InGrain Pastificio Inc.
North Vancouver, BC
Up until 50 years ago most dried pasta in the market place was produced the old fashioned way. It was extruded through a bronze die and dried at low temperatures over a 24-48 hour period. Presently, major manufactures are using Teflon dies to extrude their pastas and they are drying their pasta in ultra high temperature ovens for 1-2 hours, saving money, time and labour. The problem is that the excellent nutritional content of wheat is denatured by the ultra high temperatures of the drying process as the glutens are converted into a hard plastic state. Great for long-term storage or shelf life but terrible for nutritional content and digestibility. Mass manufactured pasta will produce a large, stiff and flavourless core when cooked al dente but does not offer the textural, creamy layers and flavour that a good, traditional pasta should have.

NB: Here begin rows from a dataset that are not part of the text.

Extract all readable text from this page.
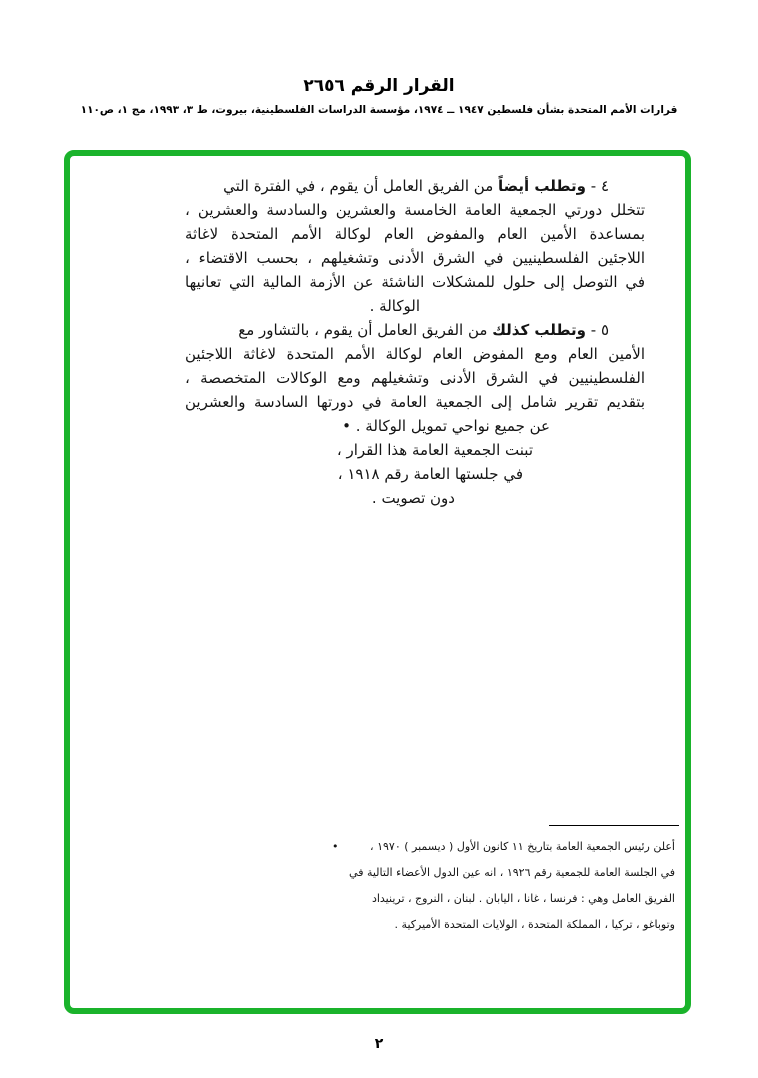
القرار الرقم ٢٦٥٦
قرارات الأمم المتحدة بشأن فلسطين ١٩٤٧ ــ ١٩٧٤، مؤسسة الدراسات الفلسطينية، بيروت، ط ٣، ١٩٩٣، مج ١، ص١١٠
٤ - وتطلب أيضاً من الفريق العامل أن يقوم ، في الفترة التي
تتخلل دورتي الجمعية العامة الخامسة والعشرين والسادسة والعشرين ،
بمساعدة الأمين العام والمفوض العام لوكالة الأمم المتحدة لاغاثة
اللاجئين الفلسطينيين في الشرق الأدنى وتشغيلهم ، بحسب الاقتضاء ،
في التوصل إلى حلول للمشكلات الناشئة عن الأزمة المالية التي تعانيها
الوكالة .
٥ - وتطلب كذلك من الفريق العامل أن يقوم ، بالتشاور مع
الأمين العام ومع المفوض العام لوكالة الأمم المتحدة لاغاثة اللاجئين
الفلسطينيين في الشرق الأدنى وتشغيلهم ومع الوكالات المتخصصة ،
بتقديم تقرير شامل إلى الجمعية العامة في دورتها السادسة والعشرين
عن جميع نواحي تمويل الوكالة . •
تبنت الجمعية العامة هذا القرار ،
في جلستها العامة رقم ١٩١٨ ،
دون تصويت .
•	أعلن رئيس الجمعية العامة بتاريخ ١١ كانون الأول ( ديسمبر ) ١٩٧٠ ،
في الجلسة العامة للجمعية رقم ١٩٢٦ ، انه عين الدول الأعضاء التالية في
الفريق العامل وهي : فرنسا ، غانا ، اليابان . لبنان ، النروج ، ترينيداد
وتوباغو ، تركيا ، المملكة المتحدة ، الولايات المتحدة الأميركية .
٢
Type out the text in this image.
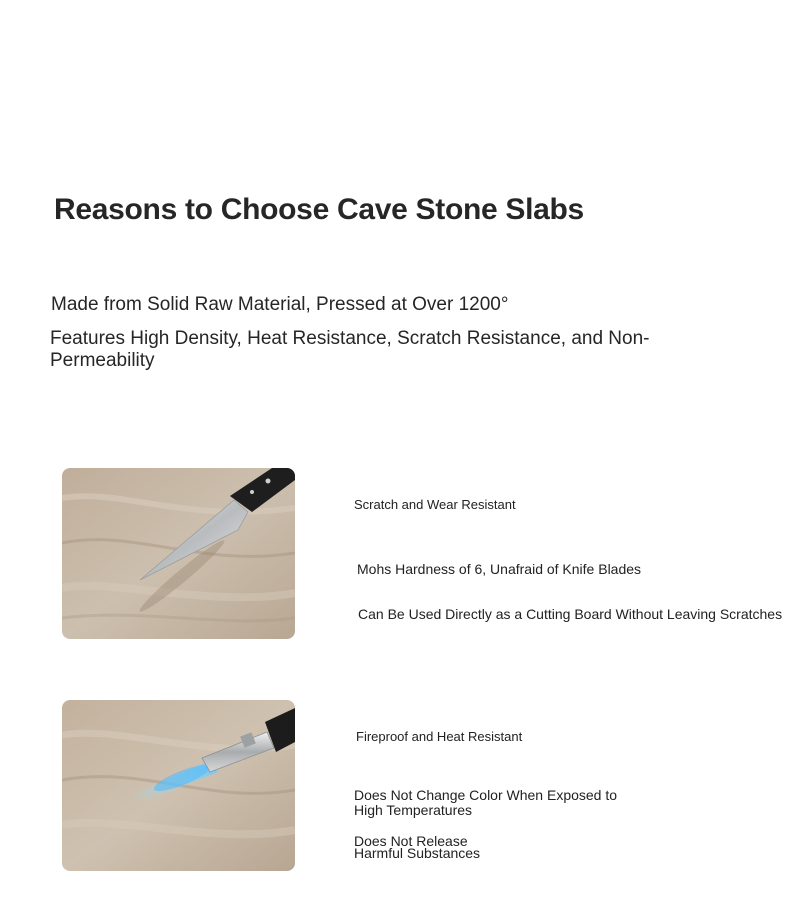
Reasons to Choose Cave Stone Slabs
Made from Solid Raw Material, Pressed at Over 1200°
Features High Density, Heat Resistance, Scratch Resistance, and Non-Permeability
Scratch and Wear Resistant
Mohs Hardness of 6, Unafraid of Knife Blades
Can Be Used Directly as a Cutting Board Without Leaving Scratches
Fireproof and Heat Resistant
Does Not Change Color When Exposed to
High Temperatures
Does Not Release
Harmful Substances
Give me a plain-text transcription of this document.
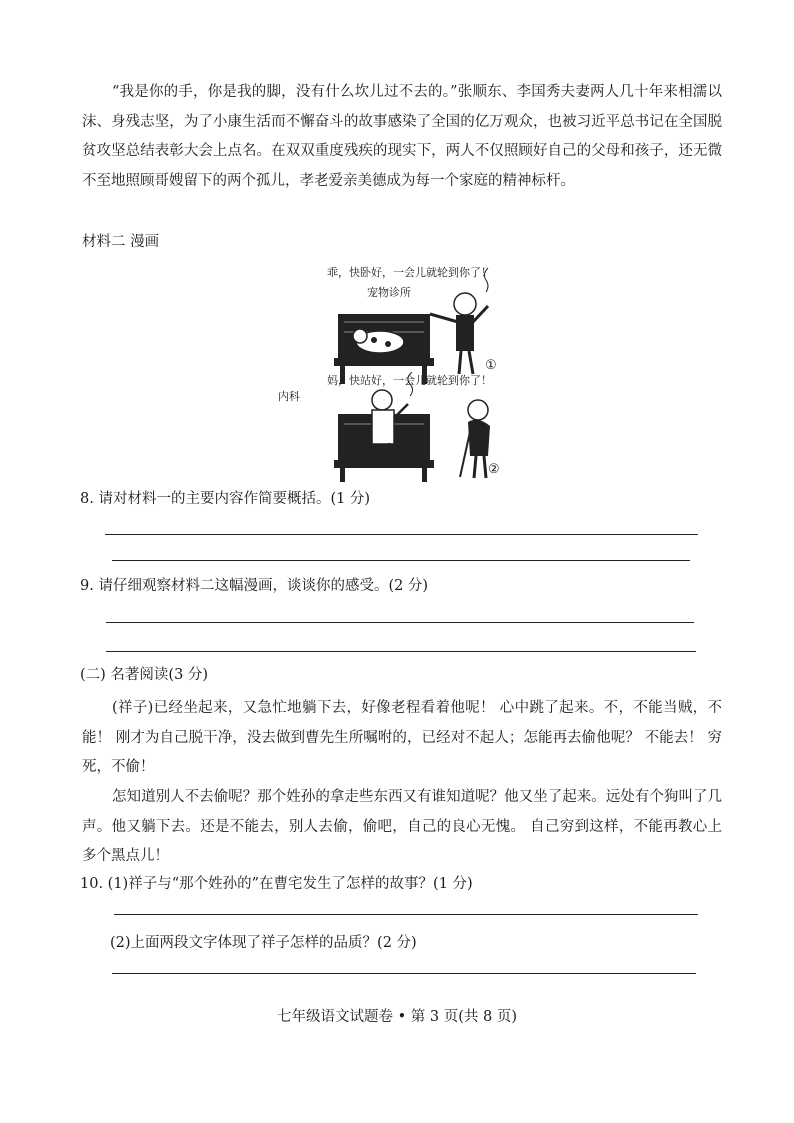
“我是你的手，你是我的脚，没有什么坎儿过不去的。”张顺东、李国秀夫妻两人几十年来相濡以沫、身残志坚，为了小康生活而不懈奋斗的故事感染了全国的亿万观众，也被习近平总书记在全国脱贫攻坚总结表彰大会上点名。在双双重度残疾的现实下，两人不仅照顾好自己的父母和孩子，还无微不至地照顾哥嫂留下的两个孤儿，孝老爱亲美德成为每一个家庭的精神标杆。

材料二 漫画
乖，快卧好，一会儿就轮到你了！
宠物诊所
①
妈，快站好，一会儿就轮到你了！
内科
②
8. 请对材料一的主要内容作简要概括。(1 分)
9. 请仔细观察材料二这幅漫画，谈谈你的感受。(2 分)
(二) 名著阅读(3 分)

(祥子)已经坐起来，又急忙地躺下去，好像老程看着他呢！ 心中跳了起来。不，不能当贼，不能！ 刚才为自己脱干净，没去做到曹先生所嘱咐的，已经对不起人；怎能再去偷他呢？ 不能去！ 穷死，不偷！

怎知道别人不去偷呢？那个姓孙的拿走些东西又有谁知道呢？他又坐了起来。远处有个狗叫了几声。他又躺下去。还是不能去，别人去偷，偷吧，自己的良心无愧。 自己穷到这样，不能再教心上多个黑点儿！

10. (1)祥子与“那个姓孙的”在曹宅发生了怎样的故事？(1 分)
(2)上面两段文字体现了祥子怎样的品质？(2 分)
七年级语文试题卷 • 第 3 页(共 8 页)
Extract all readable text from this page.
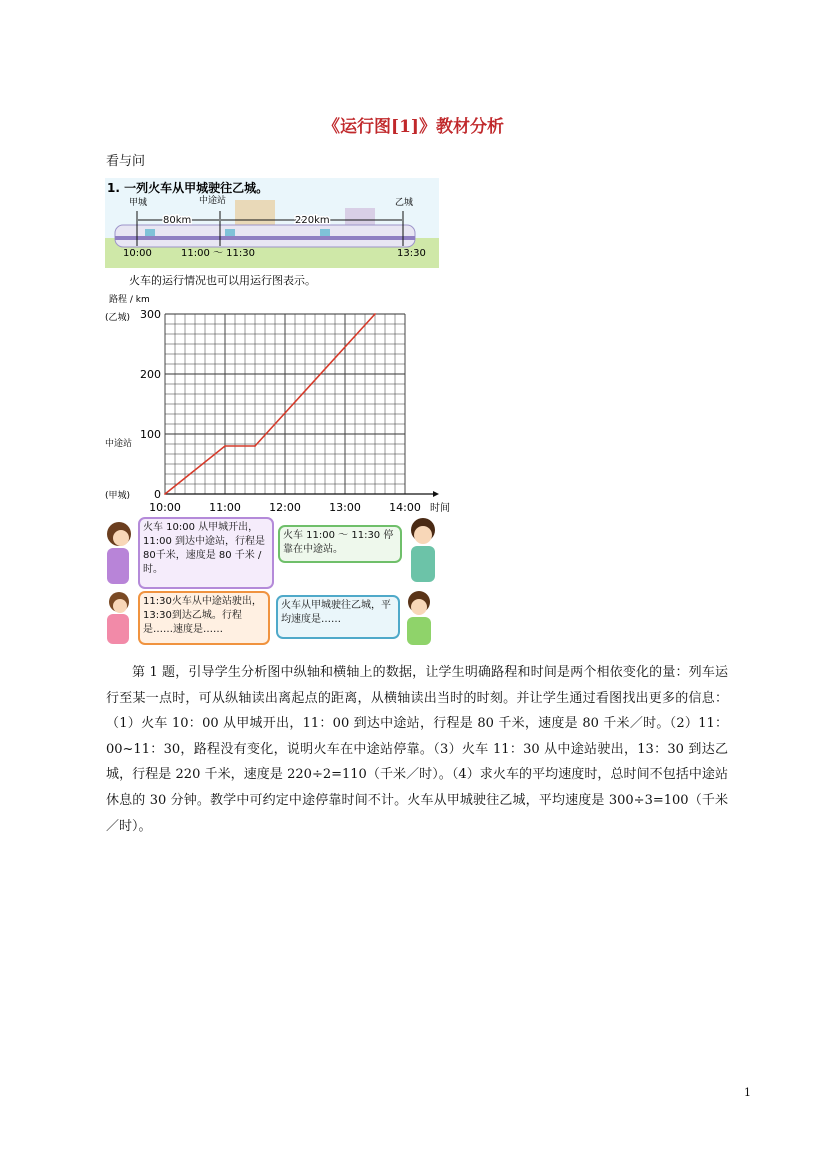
《运行图[1]》教材分析
看与问
1. 一列火车从甲城驶往乙城。
甲城	中途站	乙城
80km	220km
10:00	11:00 ～ 11:30	13:30
火车的运行情况也可以用运行图表示。
路程 / km
10:00	11:00	12:00	13:00	14:00 时间
0
100
200
300
(甲城)
中途站
(乙城)
火车 10:00 从甲城开出，11:00 到达中途站，行程是80千米，速度是 80 千米 / 时。
火车 11:00 ～ 11:30 停靠在中途站。
11:30火车从中途站驶出，13:30到达乙城。行程是……速度是……
火车从甲城驶往乙城，平均速度是……
第 1 题，引导学生分析图中纵轴和横轴上的数据，让学生明确路程和时间是两个相依变化的量：列车运行至某一点时，可从纵轴读出离起点的距离，从横轴读出当时的时刻。并让学生通过看图找出更多的信息：（1）火车 10：00 从甲城开出，11：00 到达中途站，行程是 80 千米，速度是 80 千米／时。（2）11：00~11：30，路程没有变化，说明火车在中途站停靠。（3）火车 11：30 从中途站驶出，13：30 到达乙城，行程是 220 千米，速度是 220÷2=110（千米／时）。（4）求火车的平均速度时，总时间不包括中途站休息的 30 分钟。教学中可约定中途停靠时间不计。火车从甲城驶往乙城，平均速度是 300÷3=100（千米／时）。
1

Lets get something straight… Noodles come from China, Pasta comes from Italy, but the ingredients for both come from Western Canada. The Italians perfected pasta in a little town just south of Napoli called Gragnano. This town and the pasta produced there have been given protected status under European law. Indicazione Geografica Protetta (IGP). Gragnano pasta must adhere to some strict guidelines in order to qualify for the IGP status. 1. It must be extruded through a bronze die 2. It must be dried at low temperatures for 6 - 60 hours 3. It must be produced and packaged within the Gragnano area. 4. Local water from the Lattari mountains must be used. Etc. etc. Alarmingly, it does not state where the grains should come from and that is because, whether it's the small, traditional pastifici in Gragnano or the largest producers in the world, many source grains from western Canada. This is a Cascadian story. We are blessed with an amazing terroir for growing various different grains from Hard Durum and the many different clones to Spelt, Einkorn, Emmer or Buckwheat. All produce excellent pasta! There are only two ingredients in good quality, super traditional, dried pasta… flour + water and we have an abundance of both right here in the Pacific Northwest.